Umee was created to address pressing issues in DeFi, namely detached yields, concentrated systemic risks, and isolated capital. Umee plans to break the inherent silos between blockchains by utilizing bridging solutions towards interconnecting blockchains and encouraging better capital efficiency.
In the long run, Umee strives to be the cross-chain DeFi hub, connecting various ecosystems and novel financial products built on top. Umee will incorporate tools such as Layer-2 scaling solutions, side-chain architectures, tools from the roll-ups ecosystem, and alternative base layer protocols for connecting between blockchain networks.
Aztec Network
Aztec Network is a privacy-focused Layer-2 built on Ethereum. It leverages a zkSNARK-based technology called PLONK, or “Permutations over Lagrange-bases for Oecumenical Noninteractive arguments of Knowledge,” created by founder Zac Williamson. Zk.money was Aztec’s first consumer-facing private payments protocol, enabling users to shield and privately send DAI, ETH, and renBTC to one another.

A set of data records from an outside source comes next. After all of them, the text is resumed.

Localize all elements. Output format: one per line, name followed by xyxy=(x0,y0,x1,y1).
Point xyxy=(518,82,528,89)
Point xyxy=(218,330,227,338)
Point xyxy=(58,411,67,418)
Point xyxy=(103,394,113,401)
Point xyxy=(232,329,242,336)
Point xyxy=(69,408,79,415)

In December, Aztec Network launched Aztec Connect, the first private bridge for Ethereum DeFi. Boasting up to 100x gas savings with fully private transactions by default, Aztec Connect allows private assets to be bridged to Ethereum Mainnet for a Defi interaction and return to Aztec, all in the same transaction.
Essentially, Aztec enables full privacy for users with no liquidity fragmentation, saving them up to 100x in gas. For developers, implementation is straightforward in the form of a 50 – 100 line bridge contract.
Bottom Line
After interacting with different DeFi protocols in front of a screen over the past year, I find it easy to forget that behind each innovative DeFi primitive lies teams passionate about pushing the next frontier in DeFi. The Solana NYC Hacker House was a great reminder of the collaboration and modular building happening not only on Solana, but in the DeFi space across all major chains. It showcased some emerging DeFi projects that share a few themes: privacy, cross-chain interoperability, and derivative DEX models.